Just before going into the armed forces he had spent a short time as an office boy/trainee at the Edinburgh fund management group Ivory and Sime where he returned, in 1988, as an investment administrator. After he pestered them to promote him to trainee fund manager, they duly did so and he remained with the organisation until 1994.
There then followed a brief spell as finance director in his own business, Prospect Communications, an online CV and job service, before it was wound up and he moved to Scottish Mutual. He was an investment manager in the North American team until returning to Ivory and Sime as a senior investment manager.
In 1997 he joined Edinburgh Fund Managers, in a similar post, working in their United States department, and completed a part-time MBA at Edinburgh University, graduating in 2001. He had spent the past ten years at Aberdeen Asset Management where he was a senior investment manager in the global equity team.
There he was a dedicated and popular member of the senior team. One of his colleagues had been Kirsten Scott, a former graduate trainee who had worked a placement in Edinburgh and become a global marketing executive. She lost her battle with cancer in 2011, aged 25. When Andrew died, along with a colleague Toby Wallace, they had just set off on the 960-mile, seven-day journey from Land’s End, planning to raise £10,000 for the trust set up in her name. It aims to provide grants for young people under 26, encouraging them to fulfil their ambitions, enhance their personal development and make a positive contribution.
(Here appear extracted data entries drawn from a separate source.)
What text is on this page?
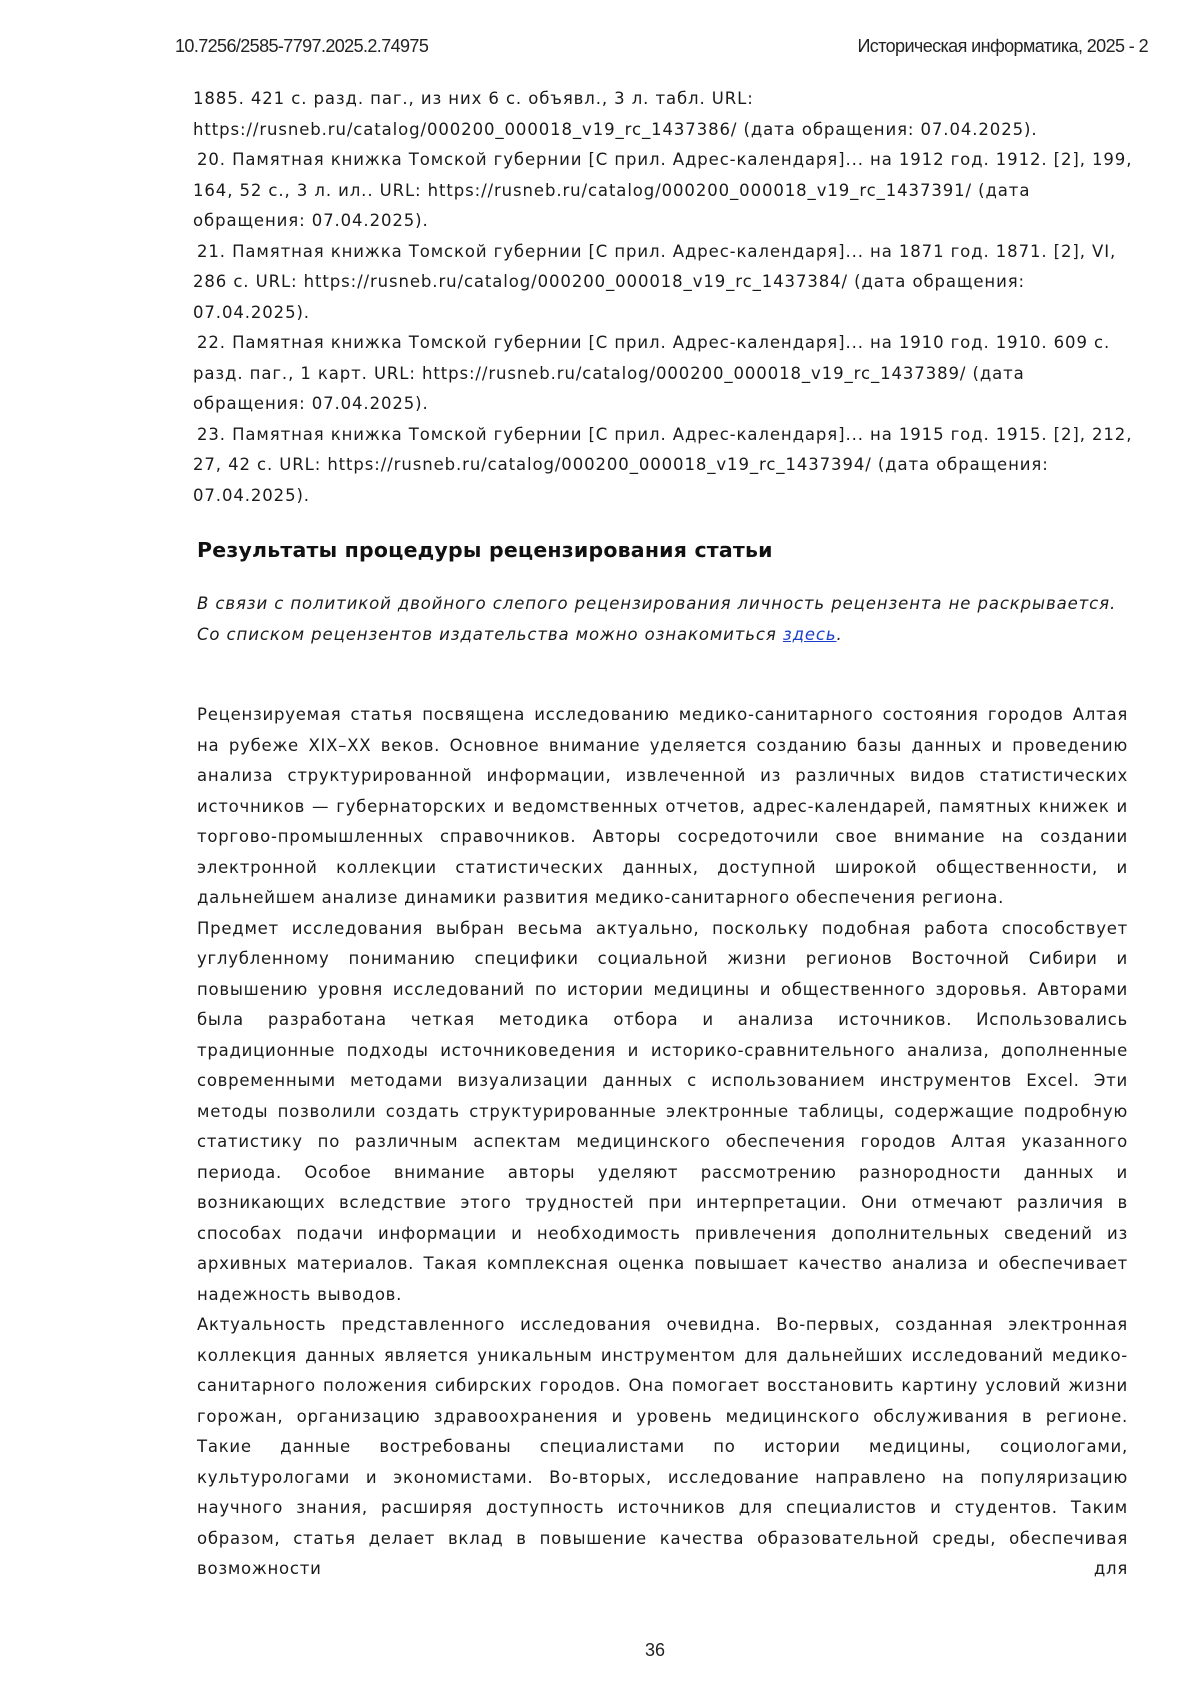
10.7256/2585-7797.2025.2.74975	Историческая информатика, 2025 - 2

1885. 421 с. разд. паг., из них 6 с. объявл., 3 л. табл. URL: https://rusneb.ru/catalog/000200_000018_v19_rc_1437386/ (дата обращения: 07.04.2025).

20. Памятная книжка Томской губернии [С прил. Адрес-календаря]... на 1912 год. 1912. [2], 199, 164, 52 с., 3 л. ил.. URL: https://rusneb.ru/catalog/000200_000018_v19_rc_1437391/ (дата обращения: 07.04.2025).

21. Памятная книжка Томской губернии [С прил. Адрес-календаря]... на 1871 год. 1871. [2], VI, 286 с. URL: https://rusneb.ru/catalog/000200_000018_v19_rc_1437384/ (дата обращения: 07.04.2025).

22. Памятная книжка Томской губернии [С прил. Адрес-календаря]... на 1910 год. 1910. 609 с. разд. паг., 1 карт. URL: https://rusneb.ru/catalog/000200_000018_v19_rc_1437389/ (дата обращения: 07.04.2025).

23. Памятная книжка Томской губернии [С прил. Адрес-календаря]... на 1915 год. 1915. [2], 212, 27, 42 с. URL: https://rusneb.ru/catalog/000200_000018_v19_rc_1437394/ (дата обращения: 07.04.2025).

Результаты процедуры рецензирования статьи

В связи с политикой двойного слепого рецензирования личность рецензента не раскрывается.

Со списком рецензентов издательства можно ознакомиться здесь.

Рецензируемая статья посвящена исследованию медико-санитарного состояния городов Алтая на рубеже XIX–XX веков. Основное внимание уделяется созданию базы данных и проведению анализа структурированной информации, извлеченной из различных видов статистических источников — губернаторских и ведомственных отчетов, адрес-календарей, памятных книжек и торгово-промышленных справочников. Авторы сосредоточили свое внимание на создании электронной коллекции статистических данных, доступной широкой общественности, и дальнейшем анализе динамики развития медико-санитарного обеспечения региона.

Предмет исследования выбран весьма актуально, поскольку подобная работа способствует углубленному пониманию специфики социальной жизни регионов Восточной Сибири и повышению уровня исследований по истории медицины и общественного здоровья. Авторами была разработана четкая методика отбора и анализа источников. Использовались традиционные подходы источниковедения и историко-сравнительного анализа, дополненные современными методами визуализации данных с использованием инструментов Excel. Эти методы позволили создать структурированные электронные таблицы, содержащие подробную статистику по различным аспектам медицинского обеспечения городов Алтая указанного периода. Особое внимание авторы уделяют рассмотрению разнородности данных и возникающих вследствие этого трудностей при интерпретации. Они отмечают различия в способах подачи информации и необходимость привлечения дополнительных сведений из архивных материалов. Такая комплексная оценка повышает качество анализа и обеспечивает надежность выводов.

Актуальность представленного исследования очевидна. Во-первых, созданная электронная коллекция данных является уникальным инструментом для дальнейших исследований медико-санитарного положения сибирских городов. Она помогает восстановить картину условий жизни горожан, организацию здравоохранения и уровень медицинского обслуживания в регионе. Такие данные востребованы специалистами по истории медицины, социологами, культурологами и экономистами. Во-вторых, исследование направлено на популяризацию научного знания, расширяя доступность источников для специалистов и студентов. Таким образом, статья делает вклад в повышение качества образовательной среды, обеспечивая возможности для

36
McMenigall was someone for whom positive contributions were a way of life. He was a triathlete, coach and vice-president of Edinburgh Triathletes; a former rugby player with Stewart’s Melville FP Rugby Club and then a referee, also acting as team secretary and referees’ secretary; involved with Edinburgh High Constables, Edinburgh Merchant Company and he mentored sixth formers at St Thomas of Aquin’s High School as part of a Youth Enterprise Programme. At Edinburgh Triathletes he was, said president Gavin Calder, “a giant of the club”, a true club man and all-round good guy, who gave of his time freely to bring on triathletes of every standard. He was both competitor and coach, a regular swim coach who willingly turned up poolside at 6am and was happy to sacrifice his own training time to help others.
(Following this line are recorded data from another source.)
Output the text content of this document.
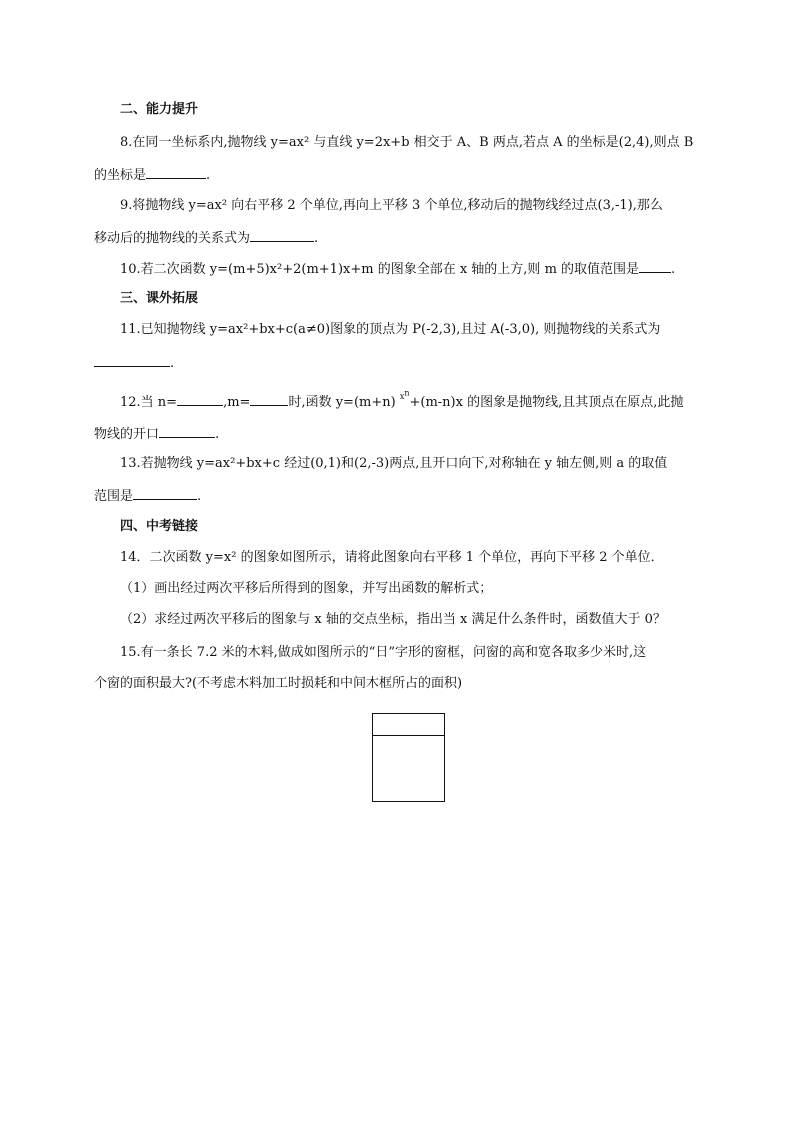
二、能力提升
8.在同一坐标系内,抛物线 y=ax² 与直线 y=2x+b 相交于 A、B 两点,若点 A 的坐标是(2,4),则点 B
的坐标是	.
9.将抛物线 y=ax² 向右平移 2 个单位,再向上平移 3 个单位,移动后的抛物线经过点(3,-1),那么
移动后的抛物线的关系式为	.
10.若二次函数 y=(m+5)x²+2(m+1)x+m 的图象全部在 x 轴的上方,则 m 的取值范围是 .
三、课外拓展
11.已知抛物线 y=ax²+bx+c(a≠0)图象的顶点为 P(-2,3),且过 A(-3,0), 则抛物线的关系式为
.
12.当 n=	,m=	时,函数 y=(m+n) $^{x^n}$+(m-n)x 的图象是抛物线,且其顶点在原点,此抛
物线的开口	.
13.若抛物线 y=ax²+bx+c 经过(0,1)和(2,-3)两点,且开口向下,对称轴在 y 轴左侧,则 a 的取值
范围是	.
四、中考链接
14．二次函数 y=x² 的图象如图所示，请将此图象向右平移 1 个单位，再向下平移 2 个单位．
（1）画出经过两次平移后所得到的图象，并写出函数的解析式；
（2）求经过两次平移后的图象与 x 轴的交点坐标，指出当 x 满足什么条件时，函数值大于 0？
15.有一条长 7.2 米的木料,做成如图所示的“日”字形的窗框，问窗的高和宽各取多少米时,这
个窗的面积最大?(不考虑木料加工时损耗和中间木框所占的面积)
He would go out of his way to ensure the wellbeing of fellow athletes even if, on one occasion, it meant cycling 150 miles – 75 miles there to find a lost cyclist and 75 miles accompanying them back again safely on the return journey.
His “never give up” mentality was illustrated a few years ago during a half ironman race – a 1.2-mile swim, 56-mile bike ride and half marathon. Nearing the end of the bike run, his chain snapped. Undefeated, he simply carried the bike on his back to complete the course.
He is survived by wife Anne whom he married in 1993, daughters Jennifer and Lucy, parents Moyra and Martin, sister Clare and brother David.